According to Yahoo! News, Japanese scientists were investigating the effects of radiation on animals when they discovered the hostile creatures near Fukushima.
A genetic study found that wild boar cross-bred with domestic pigs escaped from local farms in areas deserted by humans after a tsunami and an earthquake triggered the 2011 crisis at Fukushima nuclear power plant and displaced 160,000 people. For years, hunters have been tracking down the hundreds of radioactive boar with registered levels of the radioactive element caesium-137 with levels of radiation 300 times higher than what is considered to be safe.
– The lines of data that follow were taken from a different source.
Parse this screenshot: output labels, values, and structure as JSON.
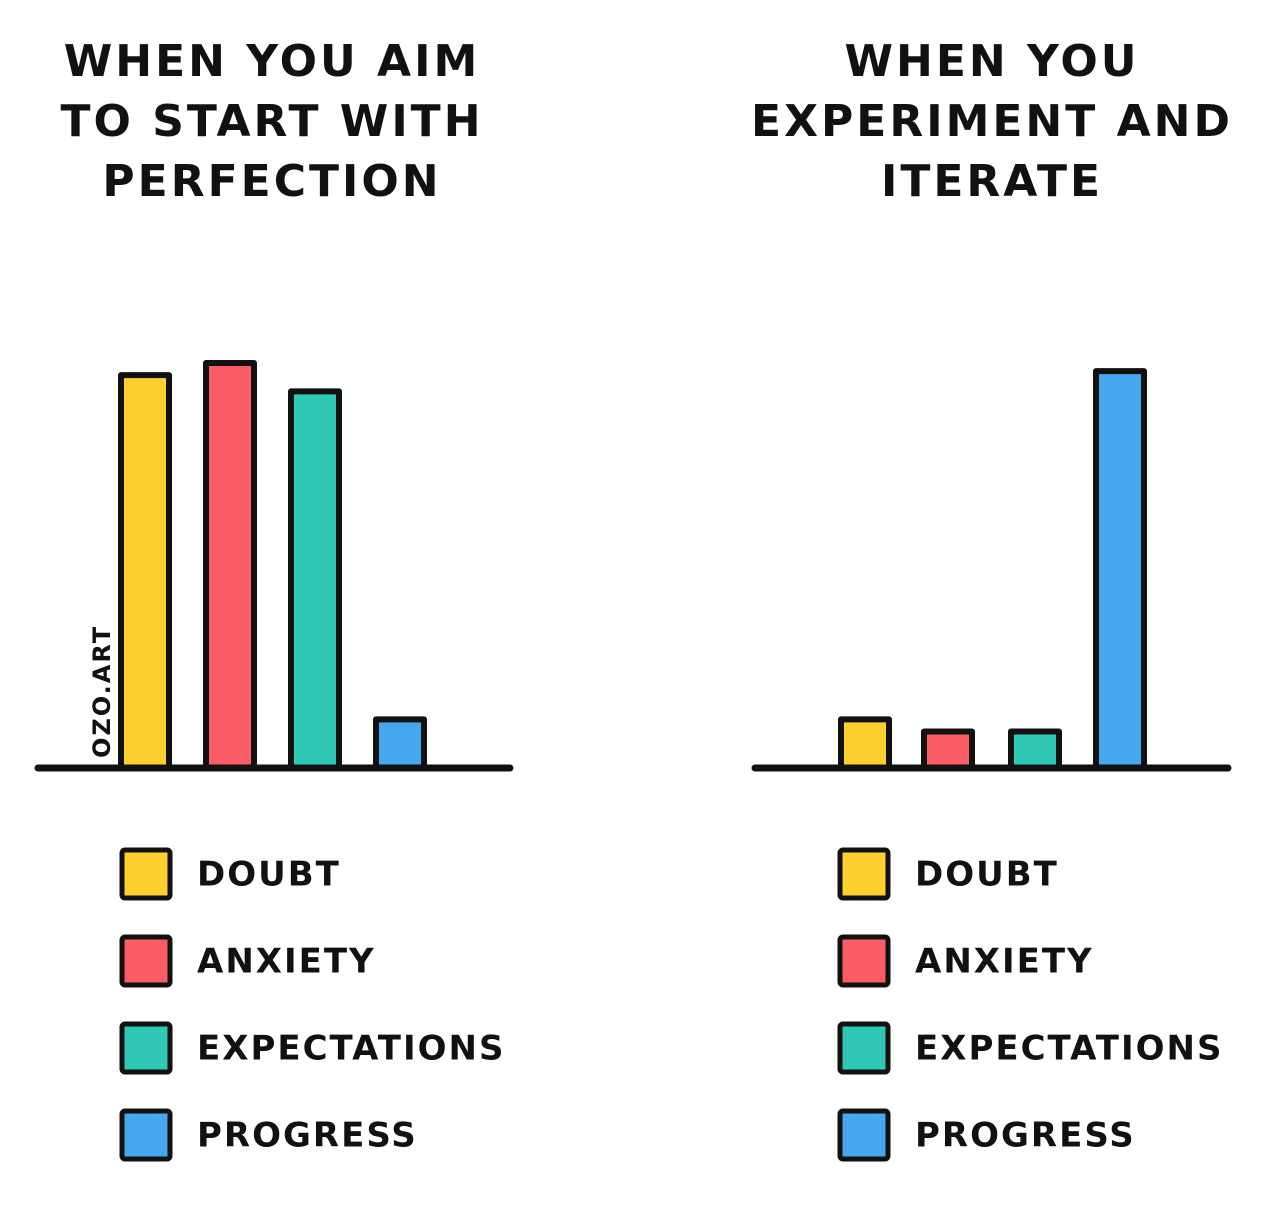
{
  "chart_data": [
    {
      "type": "bar",
      "title": "WHEN YOU AIM TO START WITH PERFECTION",
      "annotation": "OZO.ART",
      "categories": [
        "DOUBT",
        "ANXIETY",
        "EXPECTATIONS",
        "PROGRESS"
      ],
      "values": [
        97,
        100,
        93,
        12
      ],
      "colors": [
        "#fdd02f",
        "#fb5d67",
        "#2ec8b5",
        "#45a8ef"
      ],
      "ylim": [
        0,
        100
      ]
    },
    {
      "type": "bar",
      "title": "WHEN YOU EXPERIMENT AND ITERATE",
      "categories": [
        "DOUBT",
        "ANXIETY",
        "EXPECTATIONS",
        "PROGRESS"
      ],
      "values": [
        12,
        9,
        9,
        98
      ],
      "colors": [
        "#fdd02f",
        "#fb5d67",
        "#2ec8b5",
        "#45a8ef"
      ],
      "ylim": [
        0,
        100
      ]
    }
  ]
}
“Eighteen boar, phenotypically identified as wild boar, had a European domesticated pig haplotype,” the report explained. “Frequencies of this haplotype have remained stable since first detection in 2015. This result infers ongoing genetic pollution in wild boar populations from released domesticated pigs.”
The study also found that more wild boar-pig hybrids have since been discovered beyond the confines of the radiation-hit areas of Fukushima, with domestic pig genes apparently migrating into the general boar population. “The present findings suggest a need for additional genetic monitoring to document the dispersal of domestic genes within wild boar stock,” the report said.
Donovan Anderson, a research scientist involved in the study pointed out, “We may not see any changes to boar as a result of hybrids. The current behavioral changes we see are from the absence of people as boar quickly took over the abandoned areas. I think the pigs were not able to survive in the wild, but the boar thrived in the abandoned towns because they’re so robust.”
Scientists have recorded similar natural instances in the aftermath of the Chernobyl nuclear disaster in Ukraine. Numbers of bears, deer, bison, wolves, lynxes and horses have multiplied after the area was abandoned in 1986. However, scientists noticed that frogs living inside the exclusion zone were much darker than those outside, suggesting that higher melanin levels may help them better cope with the radiation.